Cat Accessories

Should I use a harness for my cat?

How to get my cat used to a harness and going for a walk

Should I Take My Cat For Walks On A Harness?

Long answer short, yes you should. Your cat is made of blood and flesh. Any being that has these two things needs to see natural light and fresh air and nothing provides that better than a walk.

Should you take them on a harness? Heck yes! There is no way you can manage your cat in the outdoors without a harness.

Now that you know that your cat needs to go out for walks on a harness, don’t just throw a harness on them and head out, you will hate your cat and yourself. Read on to learn tips and tricks on how to successfully take your cat for a walk on a harness.

First things first

The first thing you must do is procure a fitting and comfortable harness. Many people use Dog leashes on cats but such isn’t good enough and might injure your cat. To secure a good harness you will need to measure your cat’s girth. This is the area behind the front legs.

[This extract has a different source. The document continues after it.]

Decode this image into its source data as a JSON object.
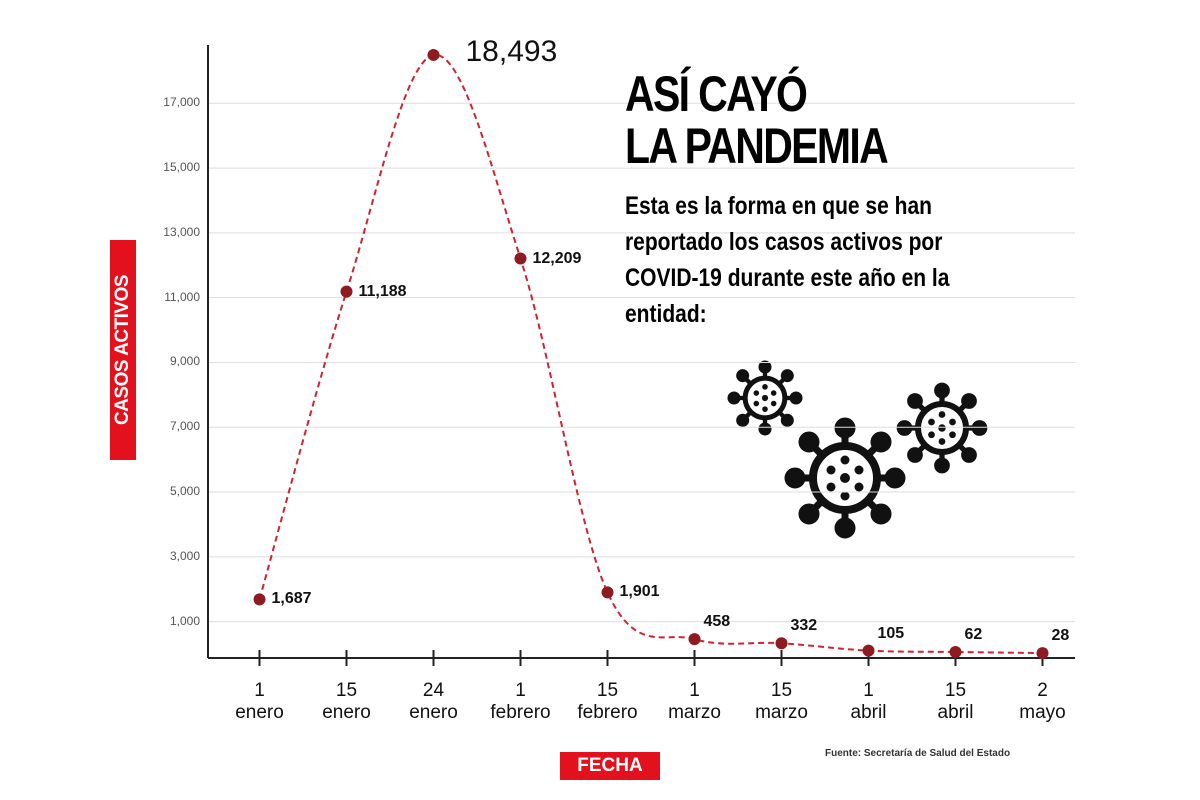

From the company, you intend to buy the harness from, look out for instructions on how to measure the girth and use the directions carefully.

Your cat needs to understand what this new rope like feature called a harness really is. Just like the way you introduced them to their litter box and the new treats you usually give him, they need to get introduced to the harness. Make available the harness to your cat and let them explore and investigate it at least for the first day. Keep changing the places you put the harness so that your little fellow meets it everywhere he goes around the house.

By the second day, he will be eager to try it on. While giving them a treat, gently strap the harness on them but keep it lose and let them walk around with it for some hours. Keep doing this for at least 3 days. You can also try walking them in your yard with the harness on. Bit by bit, your cat will get used to having a harness on.

Getting ready to hit the road

There are a few things you need to know and carry before you move out with your cat. These are danger preventative measures and will be very helpful for your walk.

Carry a towel

A towel will help you in case you’re your cat gets terrified or panics while in the streets. Just wrap them in the towel and carry them home.

Microchip your cat

A microchipped cat won’t get lost. Veterinarians know that pets have microchips so when found they will take it to a Veterinarian to scan for the microchip which must have all the information about the cat.

Get an ID

You may also want to get an ID if your cat is not microchipped but also because some people may not know that your pet is microchipped. The ID should clearly state their address and phone number in case the cat escapes from you. The ID will help identify your cat from other cats, especially the street cats but above all your cat will be easily returned to you without you having to worry.

Eliminate ticks from your home

If you are to enjoy a peaceful stay when you return home, you need to ensure that your home is tick free. Ticks and fleas love to fly around cats and disturb their peace. It gets worse when cats move to the outdoors. When they return, they shouldn’t face ticks back at home. Before you go out on your first walk, many days ahead, spray ticks away and apply all other appropriate flea eliminating measures so that your cat has a peaceful stay when you return home.

Brace yourself for the walk

Don’t think that since your cat is now used to the harness, they will not give you a hard time. Many people mistake cat’s behavior for that of Dog’s. Cats behave very differently from Dog’s when in the outdoors. Unlike a few aggressive dogs, dogs will usually walk alongside, ahead or beside their owner but that’s not the case with cats.

Cats love to explore. They will stop to scratch the trees, chase after mice, sniff on things and if they get a chance, they will even run off and climb a tree or hide in a bush. This makes the whole walking process a rather crazy one for you but still worth it.

To control this, you need to be patient, accept and embrace the hunting instincts of your lovely friend. Gently hang on to the fellow and allow them to explore. Your cat will become brighter and happier visiting the outdoors. They might show you their joy by rolling in the grass, running and stopping excitedly to sniff at everything. Just let them enjoy. After all, your walk is all about your cat. This is also a special time for you to play and bond with your cat while you also exercise.

Your kit’s reaction

In the streets, your cat might get startled by loud noises and the busyness of the outdoors. That’s why it is good to begin by going to a less busy place like a calm park. Back home expect some unfamiliar behavior. If your cat enjoyed the walk, they will demand to go back.

They might start meowing at the door or even jump out of the window and escape. They might even become aggressive and stressed because of missing the outdoors. Just keep your rules and only take them out as scheduled. They will eventually get used to it.


On the first day of your walk, try not to go fur and avoid busy places. Remember your cat has 200 million odour-sensitive cells and will react to every smell they sense. The gas-filled cars, by passers, the trees, dogs, other cats and just everything. If your cat shows so much interest in the outdoors, don’t limit them. If you don’t have much time to walk them more often, create an environment for them in the outdoors in your home. You could build a catio or a cat fence. Invest in a stroller or a cat bag.